My favourite offer was Mexico. It’s a very cool outlet and striking in its design. I can see it’s the go-to place past midday – you literally cannot miss the massive neon margarita sign.
The three other outlets in this area are a mixed bag: the Vietnamese and Japanese outlets add strongly to the mix although they are certainly not overwhelming. The let-down is 400 Gradi. It’s not well-located and seems to suffer somewhat of an identity crisis, but it’s not the end of the world since the pizza is actually very good. It’ll be interesting to see if it lasts the distance.
The main cafe in the precinct is Aroha, a bespoke offer that does a good job with a strong menu, lots of local food, beverage and good coffee. Commercially, it’s likely the most successful given it’s the best located venue up against the terminal glass with views over the airfield and mountains.
Leanne from ELR is also thrilled about this outlet.
The soon-to-open hero outlet for the terminal, the 450+sqm Vantage Bar, is still under construction. It will be very interesting to see how this sports bar will ‘pull’ from the other venues and change the current commercial returns for the current operators.
Moving to Level 1 of the terminal, you are greeted dead ahead by Wondertree which, like Mexico, is a stunning and very well-located fitout. Every single passenger must walk past it at some point in their journey. It’s a UK brand in a NZ airport, but it works and fills the vision for AKL to bring the best of both local and international. It also very importantly gives the locals something different and brings a first to the country. This should not be overlooked in any F&B offer, since most airports in this region’s number one passenger group are locals and capturing them from a F&B commercial aspect is vital.
A bit further on is Glampgrounds, a recent FAB award winner for sense of place. While the offer looks quite fresh, it’s not well-located and you get the feeling it could be in for a fairly rough commercial time once the main bar opens – only time will tell. McDonalds completes the Level 1 offering – busy and efficient as usual and, like Richard says, ticks the boxes for value, day part (strong breakfast offer) and family.

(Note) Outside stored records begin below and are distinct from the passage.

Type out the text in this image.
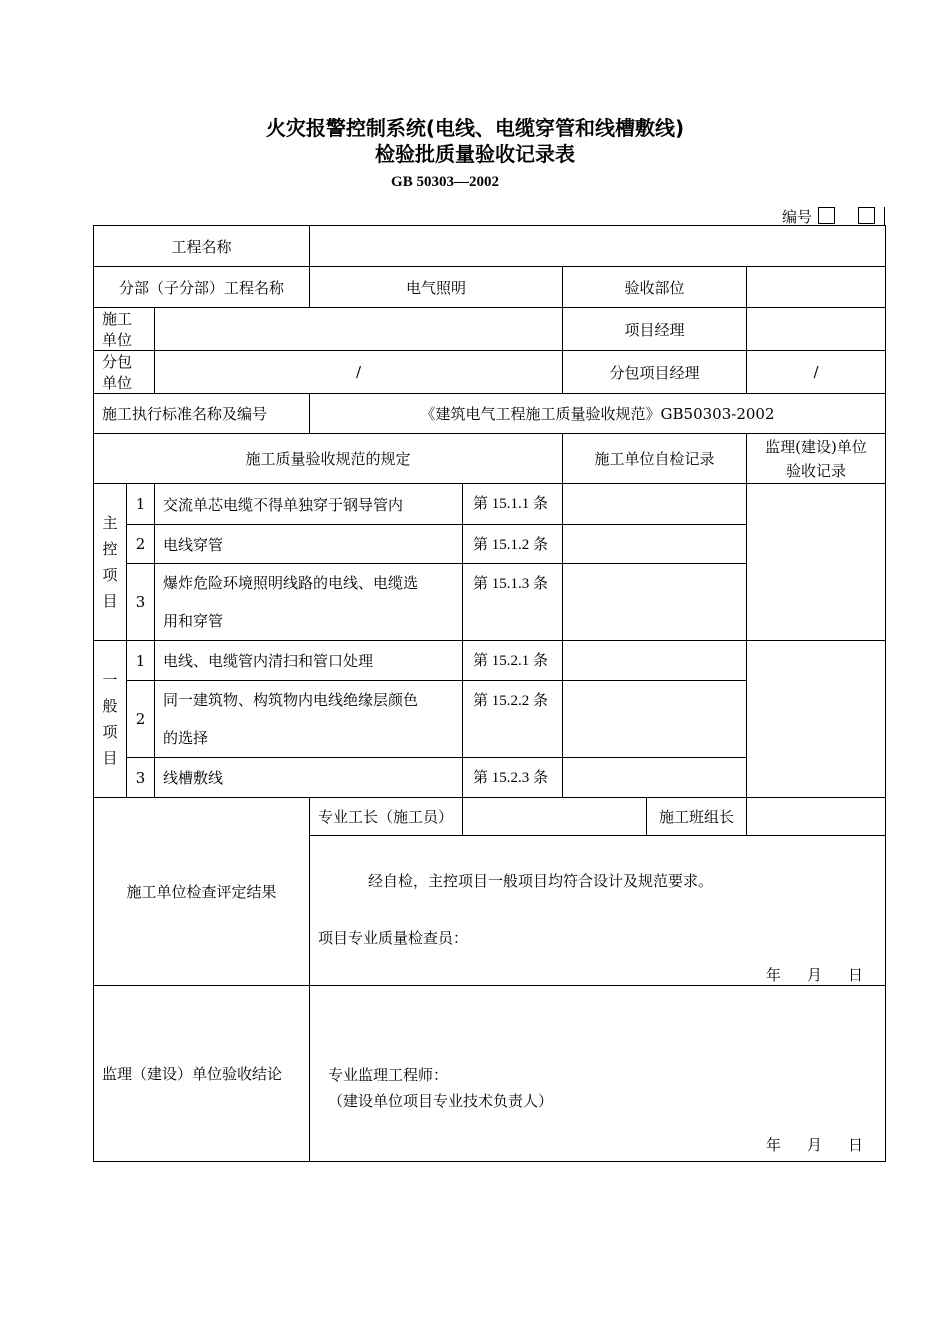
火灾报警控制系统(电线、电缆穿管和线槽敷线)
检验批质量验收记录表
GB 50303—2002
编号
工程名称							
分部（子分部）工程名称			电气照明		验收部位		
施工单位					项目经理		
分包单位		/			分包项目经理		/
施工执行标准名称及编号			《建筑电气工程施工质量验收规范》GB50303-2002				
施工质量验收规范的规定					施工单位自检记录		监理(建设)单位
验收记录
主
控
项
目	1	交流单芯电缆不得单独穿于钢导管内		第 15.1.1 条			
	2	电线穿管		第 15.1.2 条			
	3	爆炸危险环境照明线路的电线、电缆选
用和穿管		第 15.1.3 条			
一
般
项
目	1	电线、电缆管内清扫和管口处理		第 15.2.1 条			
	2	同一建筑物、构筑物内电线绝缘层颜色
的选择		第 15.2.2 条			
	3	线槽敷线		第 15.2.3 条			
施工单位检查评定结果			专业工长（施工员）			施工班组长	

			经自检，主控项目一般项目均符合设计及规范要求。
项目专业质量检查员：
年 月 日				

监理（建设）单位验收结论			专业监理工程师：
（建设单位项目专业技术负责人）
年 月 日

Clearly the F&B transformation is winning light years ahead of the previous offers and, once completed, you get the feeling that AKL has delivered a strong and compelling food and beverage mix that will only be enhanced once the final hero site is opened. Richard also discussed that dwell times have gone up, which is a key indicator that passengers are engaging with the transformation and that word is spreading. Social media feedback is also very strong, and I spoke to at least two dozen passengers drinking and dining and the overall sentiment was that they are very happy with the choice and range of offers. They singled out Wondertree and Mexico as favourites and pleasingly not once was price mentioned – another key indicator that AKL got it right for the customers.
Overall the key callouts for AKL’s F&B transformation seem to be that when an airport is clear in its visions, clear with its commercial partners around expectations and commercially responsible around giving operators multiple tenancies to protect against some not working and/or experiencing growing pains, the outcome can be that everyone can win.
It’s still early days for everyone and ultimately time will tell if all the F&B partners are commercially successful since you get the feeling there may be some growing pains. At this stage, however, it’s off to a very good start.